Understanding the History and Ongoing Importance of Purple Day
Key Takeaways
- Origins trace to a child-led initiative addressing disclosure, isolation, and peer education, leveraging purple/lavender symbolism to catalyze community engagement on March 26.
- Global epidemiology includes >50 million prevalent cases, ~5 million incident diagnoses yearly, and ~80% of patients living in LMICs where treatment gaps remain substantial.
Purple Day, observed each March 26, highlights the global impact of epilepsy while encouraging awareness, education, and open dialogue to reduce stigma and improve care for millions worldwide.
Observed each year on March 26, Purple Day is a global health observation day dedicated to raising awareness and promoting education about epilepsy. The initiative began in 2008 when then–3rd grader Cassidy Megan launched the campaign, which has since grown into an internationally recognized event observed in more than 100 countries across all 7 continents. Lavender is widely associated with epilepsy awareness, and Purple Day encourages all to wear shades of purple as a visible indication of solidarity, symbolizing the broad spectrum of advocacy, education, and community support for those living with epilepsy.1
Cassidy Megan of Nova Scotia, Canada, launched Purple Day in her own community after experiencing the isolation and misunderstanding that can accompany living with epilepsy. Initially hesitant to disclose her condition to her friends and classmates, Megan was encouraged by their genuine curiosity and willingness to learn during a presentation about epilepsy at her elementary school. Inspired by this positive feedback, she proposed a dedicated day to promote open conversations about epilepsy and help those living with it feel less alone.

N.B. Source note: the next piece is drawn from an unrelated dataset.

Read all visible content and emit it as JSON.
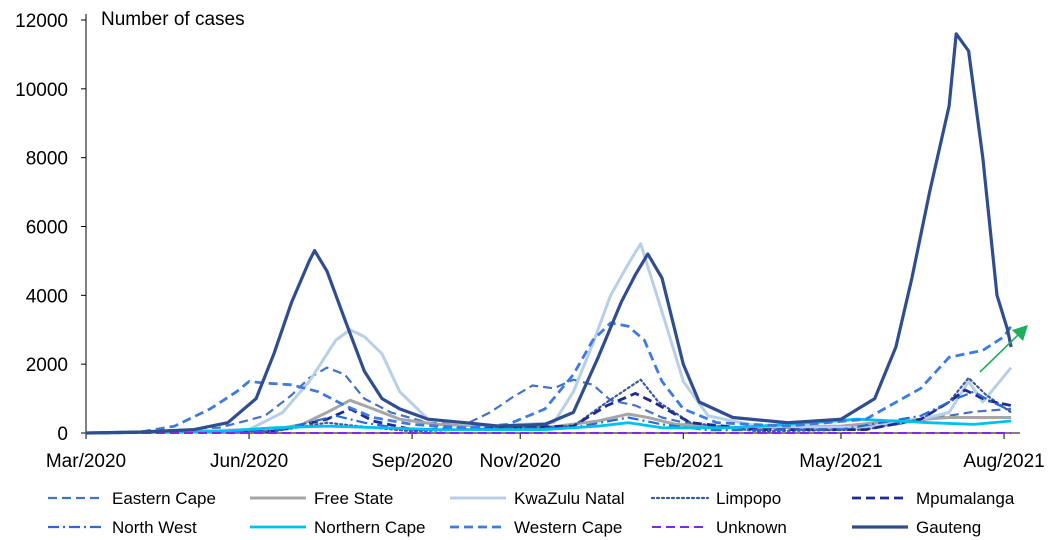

With support from the Epilepsy Association of the Maritimes, the first Purple Day was held on March 26, 2008, coinciding with Epilepsy Awareness month, which is observed annually during March. Purple was chosen in part because it encompasses lavender, the color associated with epilepsy awareness, while also reflecting Megan’s personal affinity for the color.2
Since its inception, Purple Day has continued to grow and evolve. Reflecting on the initiative in a piece published on The Voice for Epilepsy website, Megan wrote that she has witnessed “people from all over the world, no matter how old they are, what race or religion they are, or where they are from, coming together as one to stand together and help each other grow braver in themselves and educating the world about epilepsy.”1
Globally, epilepsy affects more than 50 million people, with an estimated 5 million new diagnoses each year. Nearly 80% of individuals with epilepsy reside in low- and middle-income countries, and experts estimate that up to 70% could live seizure-free if properly diagnosed and treated. People with epilepsy also face a mortality rate of 3 times higher than that of the general population. Against this backdrop, Purple Day serves as an important reminder of the ongoing need for greater awareness, edeucation, and access to care.3
With the continued push to move the field forward, clinicians are playing an increasingly important role in normalizing comprehensive epilepsy care. One expert at the forefront of those initiatives
“Advancing epilepsy awareness requires a commitment to open and honest dialogue on the needs of our unique community,” Bui told NeurologyLive®. “In speaking openly and honestly, we begin to confront stigma, dismantle commonly held myths, and bring to focus both the complexity of this condition and the remarkable resilience of those living with epilepsy.”
Bui, an established clinician within the epilepsy community, is an award-winning epilepsy specialist and has spent more then a decade in the field. Through her clinical work, advocacy, and education initiatives, she continues to expand awareness and knowledge across multiple areas of neurology, but particularly in epilepsy care.
Such efforts remain critical given the global burden of the disease. Epilepsy accounts for more than 0.5% of the global burden of disease—a measure that combines years of life lost due to premature mortality with years lived in less than full health. The condition also carries significant economic implications related to health care utilization, premature death, and lost productivity. Beyond these challenges, stigma and discrimination surrounding epilepsy persist worldwide. Misconceptions that epilepsy is incurable, contagious, or the result of morally bad behavior can isolate individuals and discourage them from seeking treatment.3
Bui also emphasized that while epilepsy can often feel isolating for patients, growing collaboration across the global epilepsy community continues to drive progress in both care and advocacy.
“Epilepsy can be a profoundly isolating experience. To know you are not alone can be the change maker for many—and you are not alone,” Bui said. “A global network of researchers, health care providers, educators, community partners, thought leaders and advocates have made improving outcomes for people with epilepsy their life’s commitment. From the diagnostic and therapeutic promise of precision medicine to the growing influence of patient-centered advocacy empowered by social media, remarkable progress is being made.”